I have been helping my children do their schoolwork from home since the middle of March 2020. This is when the state governor called for all K12 schools to close their doors due to the coronavirus pandemic. It has since been stated that they will not be reopening this school year. However, our children still have to do their assignments through distance learning. What does this mean? Well, for us, it means that our children must log into Google Classroom every weekday, find their assignments, and complete their assignments.
This has been a huge transition for our family. With that being said, I was curious to know, how it was affecting the teachers in their day-to-day plans. What were they doing differently to make sure our children could still learn? So, I reached out to my daughter’s Kindergarten teacher and talked with her about this.
Thrown Off Course
The first thing I got from my daughter’s teacher was that things were completely thrown off course. The teachers now had to figure out how to continue their lesson plans and teach the children what the state requires. This was going to be a challenge since the children were no longer in the classrooms to teach them face-to-face.
My daughter’s Kindergarten teacher decided that she would stick to the same way that she teaches in class - except without the students physically being there. When I spoke with her she said she would be making daily videos of the morning meeting, reading workshop, daily reading time, writing workshop, and the math workshop. She would submit these to the Google Classroom every day for the students and their parents to go over.
It was important that the children still got to do their schoolwork and assignments. After speaking to my daughter’s Kindergarten teacher, I found out her plan. She was going to give out directions during the videos and then give out the assignments. She would also make a list to send out each day of things the children needed to practice. This included the sight word for the day, letters they needed to practice writing, a daily math problem, writing their first and last name, and writing the date.
In addition to regular class assignments, my daughter’s Kindergarten teacher wanted to give her students alternative options to practice their reading and math. She gave each student the resources they need to practice on Getepic.com (a book reading site), Happy Numbers (a math practice site), and ST Math (another math practice site). She was not going to require the students to work on these websites. However, she did state that she is able to track each student’s progress through these sites, so she can see how they are progressing throughout the rest of the school year.

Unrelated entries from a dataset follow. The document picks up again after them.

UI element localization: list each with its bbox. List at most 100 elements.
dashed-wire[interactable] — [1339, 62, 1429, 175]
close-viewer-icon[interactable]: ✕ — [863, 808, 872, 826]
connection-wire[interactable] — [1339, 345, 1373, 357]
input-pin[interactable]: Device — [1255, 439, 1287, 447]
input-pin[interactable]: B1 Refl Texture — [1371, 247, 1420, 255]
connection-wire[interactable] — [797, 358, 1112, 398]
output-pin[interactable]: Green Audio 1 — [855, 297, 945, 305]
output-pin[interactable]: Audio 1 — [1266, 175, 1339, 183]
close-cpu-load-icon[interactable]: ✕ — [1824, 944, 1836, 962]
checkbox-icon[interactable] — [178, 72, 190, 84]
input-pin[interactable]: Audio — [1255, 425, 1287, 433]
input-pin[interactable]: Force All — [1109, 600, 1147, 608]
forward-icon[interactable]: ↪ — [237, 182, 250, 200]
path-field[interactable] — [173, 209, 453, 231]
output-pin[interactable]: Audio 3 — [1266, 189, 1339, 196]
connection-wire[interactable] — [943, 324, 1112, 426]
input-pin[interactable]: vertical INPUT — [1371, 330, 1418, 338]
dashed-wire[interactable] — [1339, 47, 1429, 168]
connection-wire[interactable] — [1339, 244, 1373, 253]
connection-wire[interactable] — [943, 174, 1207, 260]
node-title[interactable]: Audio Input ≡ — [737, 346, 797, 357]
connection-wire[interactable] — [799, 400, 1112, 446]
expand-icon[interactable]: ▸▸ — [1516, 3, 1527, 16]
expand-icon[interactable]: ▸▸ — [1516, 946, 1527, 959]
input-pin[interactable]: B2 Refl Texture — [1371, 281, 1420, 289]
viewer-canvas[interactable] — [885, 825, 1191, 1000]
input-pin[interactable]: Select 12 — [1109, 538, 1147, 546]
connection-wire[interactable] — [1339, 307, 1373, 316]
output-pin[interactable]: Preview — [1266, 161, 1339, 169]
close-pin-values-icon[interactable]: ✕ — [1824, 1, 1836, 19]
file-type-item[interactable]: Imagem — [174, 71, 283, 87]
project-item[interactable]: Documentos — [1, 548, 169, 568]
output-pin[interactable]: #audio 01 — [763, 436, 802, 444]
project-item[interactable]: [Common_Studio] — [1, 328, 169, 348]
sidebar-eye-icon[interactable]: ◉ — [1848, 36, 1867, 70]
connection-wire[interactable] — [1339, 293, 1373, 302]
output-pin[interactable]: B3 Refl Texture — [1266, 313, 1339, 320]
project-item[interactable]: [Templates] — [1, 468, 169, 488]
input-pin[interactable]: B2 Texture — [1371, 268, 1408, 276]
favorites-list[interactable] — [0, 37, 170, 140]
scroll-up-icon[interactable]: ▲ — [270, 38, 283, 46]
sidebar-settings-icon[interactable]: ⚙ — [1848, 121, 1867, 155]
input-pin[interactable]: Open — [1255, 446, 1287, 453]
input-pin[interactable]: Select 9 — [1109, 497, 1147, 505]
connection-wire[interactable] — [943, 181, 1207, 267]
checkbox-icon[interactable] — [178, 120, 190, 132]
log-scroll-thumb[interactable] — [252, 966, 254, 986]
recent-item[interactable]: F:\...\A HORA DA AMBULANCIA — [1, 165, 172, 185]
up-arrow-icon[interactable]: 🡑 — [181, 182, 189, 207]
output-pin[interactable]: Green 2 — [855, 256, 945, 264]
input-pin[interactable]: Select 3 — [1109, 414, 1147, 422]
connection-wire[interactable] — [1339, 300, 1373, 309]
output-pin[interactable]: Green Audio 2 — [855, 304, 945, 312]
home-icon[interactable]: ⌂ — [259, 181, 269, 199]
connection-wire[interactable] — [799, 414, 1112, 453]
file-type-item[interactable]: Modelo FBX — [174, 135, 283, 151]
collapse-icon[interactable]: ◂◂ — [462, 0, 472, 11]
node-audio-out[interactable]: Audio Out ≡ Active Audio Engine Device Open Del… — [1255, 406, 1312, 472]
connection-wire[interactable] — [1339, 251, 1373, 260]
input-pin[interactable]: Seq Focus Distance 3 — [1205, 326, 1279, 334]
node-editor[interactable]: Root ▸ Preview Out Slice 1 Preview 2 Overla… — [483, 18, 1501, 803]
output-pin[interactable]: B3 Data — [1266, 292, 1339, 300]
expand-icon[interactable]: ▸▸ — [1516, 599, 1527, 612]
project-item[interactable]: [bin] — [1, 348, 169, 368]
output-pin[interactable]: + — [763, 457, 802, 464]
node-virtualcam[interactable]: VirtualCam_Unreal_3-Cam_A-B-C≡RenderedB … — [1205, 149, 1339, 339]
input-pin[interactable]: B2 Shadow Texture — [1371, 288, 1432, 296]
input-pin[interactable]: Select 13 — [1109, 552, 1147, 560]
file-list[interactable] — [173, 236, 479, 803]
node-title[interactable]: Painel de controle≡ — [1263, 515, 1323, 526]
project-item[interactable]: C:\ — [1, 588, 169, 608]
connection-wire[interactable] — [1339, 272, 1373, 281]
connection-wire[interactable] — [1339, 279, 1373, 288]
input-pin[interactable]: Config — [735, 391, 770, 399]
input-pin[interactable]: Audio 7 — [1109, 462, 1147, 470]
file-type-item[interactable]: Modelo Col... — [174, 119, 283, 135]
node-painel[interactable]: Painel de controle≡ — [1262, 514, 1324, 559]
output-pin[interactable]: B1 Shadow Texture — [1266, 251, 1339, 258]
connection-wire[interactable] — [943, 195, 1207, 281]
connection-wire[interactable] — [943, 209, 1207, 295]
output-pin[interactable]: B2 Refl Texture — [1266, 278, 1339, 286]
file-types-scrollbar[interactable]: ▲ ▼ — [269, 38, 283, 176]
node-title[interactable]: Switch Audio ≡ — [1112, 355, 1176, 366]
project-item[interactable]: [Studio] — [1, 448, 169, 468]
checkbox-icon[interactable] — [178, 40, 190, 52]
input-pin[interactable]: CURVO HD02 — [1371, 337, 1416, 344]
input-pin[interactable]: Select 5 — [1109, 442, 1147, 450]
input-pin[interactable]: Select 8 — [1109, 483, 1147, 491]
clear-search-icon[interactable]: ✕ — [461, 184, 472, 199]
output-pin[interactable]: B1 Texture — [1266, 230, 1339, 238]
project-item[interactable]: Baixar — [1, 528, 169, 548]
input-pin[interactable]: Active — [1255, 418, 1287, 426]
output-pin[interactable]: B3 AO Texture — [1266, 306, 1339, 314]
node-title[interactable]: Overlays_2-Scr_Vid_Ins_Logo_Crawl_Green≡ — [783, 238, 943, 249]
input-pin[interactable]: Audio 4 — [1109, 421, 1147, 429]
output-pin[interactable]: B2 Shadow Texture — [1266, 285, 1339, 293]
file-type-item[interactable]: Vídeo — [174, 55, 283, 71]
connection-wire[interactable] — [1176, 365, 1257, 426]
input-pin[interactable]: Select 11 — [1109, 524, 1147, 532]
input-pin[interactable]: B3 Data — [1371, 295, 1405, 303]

Communicating with the Students
My daughter’s Kindergarten teacher also believes that it is still very important that she is able to communicate with her students. She wanted a way to connect with and even see her students. At first, she was using scheduled Zoom meetings for the students to join once a week. However, the school decided that Zoom wasn’t as secure as other platforms. She decided to switch to using Google Meets for her scheduled meetings with the children. While she is not requiring the students to join, it does give them a chance to see their teacher, ask questions, and just keep connecting throughout the rest of the school year.
Finishing Out the School Year
During my conversation with my daughter’s Kindergarten teacher, I was wondering how the rest of the school year was going to happen. She sounded quite optimistic saying that she would keep in contact with the students. If she noticed that a student wasn’t logging in to do their assignments, she would reach out to the parents to see how she could help. She would also be mostly looking for her students to at least participate, even if they couldn’t do every assignment. She knows that online learning is new to everyone and wants to make sure everyone is just doing their best.
Schooling from home is a big transition and I am sure that teaching from home has got to be a big transition, as well. However, it seems as if my daughter’s Kindergarten teacher is making the best of a unique situation.